I didn't think it could get so bad until I realized that wanting you was bad.

Why would it be?

It seems that whenever I want something to benefit me

It is bad for me.

Like wanting to be happy is suddenly the worst thing in the world.

What is wrong with me?

What is wrong with you?

Why did things turn out the way that they did?

I will never get an answer, will I?

It's like these thoughts of a better future for myself are constantly placed in confessions as if I'm asking for forgiveness.

The one thing I could never ask for is the one thing that I get.

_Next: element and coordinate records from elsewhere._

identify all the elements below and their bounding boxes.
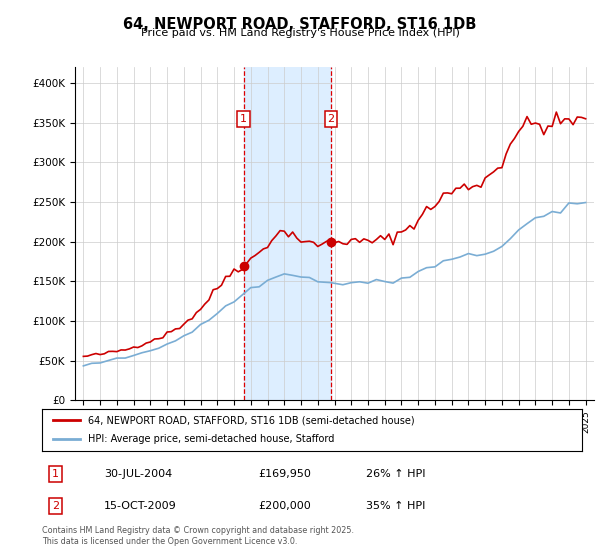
Text: 26% ↑ HPI: 26% ↑ HPI bbox=[366, 469, 425, 479]
Text: 30-JUL-2004: 30-JUL-2004 bbox=[104, 469, 172, 479]
Text: 64, NEWPORT ROAD, STAFFORD, ST16 1DB: 64, NEWPORT ROAD, STAFFORD, ST16 1DB bbox=[124, 17, 476, 32]
Bar bbox=[244, 67, 331, 400]
Text: 64, NEWPORT ROAD, STAFFORD, ST16 1DB (semi-detached house): 64, NEWPORT ROAD, STAFFORD, ST16 1DB (se… bbox=[88, 415, 415, 425]
Text: Contains HM Land Registry data © Crown copyright and database right 2025.
This d: Contains HM Land Registry data © Crown c… bbox=[42, 526, 354, 546]
Text: 15-OCT-2009: 15-OCT-2009 bbox=[104, 501, 177, 511]
Text: HPI: Average price, semi-detached house, Stafford: HPI: Average price, semi-detached house,… bbox=[88, 435, 334, 445]
Text: 2: 2 bbox=[52, 501, 59, 511]
Text: £169,950: £169,950 bbox=[258, 469, 311, 479]
Text: 1: 1 bbox=[52, 469, 59, 479]
Text: £200,000: £200,000 bbox=[258, 501, 311, 511]
Text: Price paid vs. HM Land Registry's House Price Index (HPI): Price paid vs. HM Land Registry's House … bbox=[140, 28, 460, 38]
Text: 2: 2 bbox=[328, 114, 335, 124]
Text: 1: 1 bbox=[240, 114, 247, 124]
Text: 35% ↑ HPI: 35% ↑ HPI bbox=[366, 501, 425, 511]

The problem about forgiveness is that it seems to show up in many forms that try to make it easier for me to understand but miraculously push my comprehension in another direction.

I didn't expect myself to give up and beg for an inevitable end.

I guess that regardless of what I truly want

i'll always get what I'm meant to have.

Regardless of how I feel or perceive it.

This constant string of directions and advice pushes and pulls at my heart as if trying to lead me in a hundred places at once.

I didn't expect to care about which direction I wanted to go until I felt you.

I felt the soul that I wanted to feel and the one that didn't give me forgiveness.

The one soul that I wanted gave me what the list said.

All of my goods are given the way that I wrote them and they ended up giving me more than I could ever hope for when driven by fate and destiny.

Unless

my destiny was to go down this path and lead me into an inevitable life of constant heartbreak and disarray.

Regardless of whichever it is, I'm glad.

I'm glad that I crossed paths with you and all of the things we accomplished and regardless of how many issues i have and how many problems that I hide

you were there.

But you'll never know how much it hurts to tell me that you forgive me.

You'll never understand the pain I feel when you come close to forgiving our past.

Forget it all and stop forgiving me.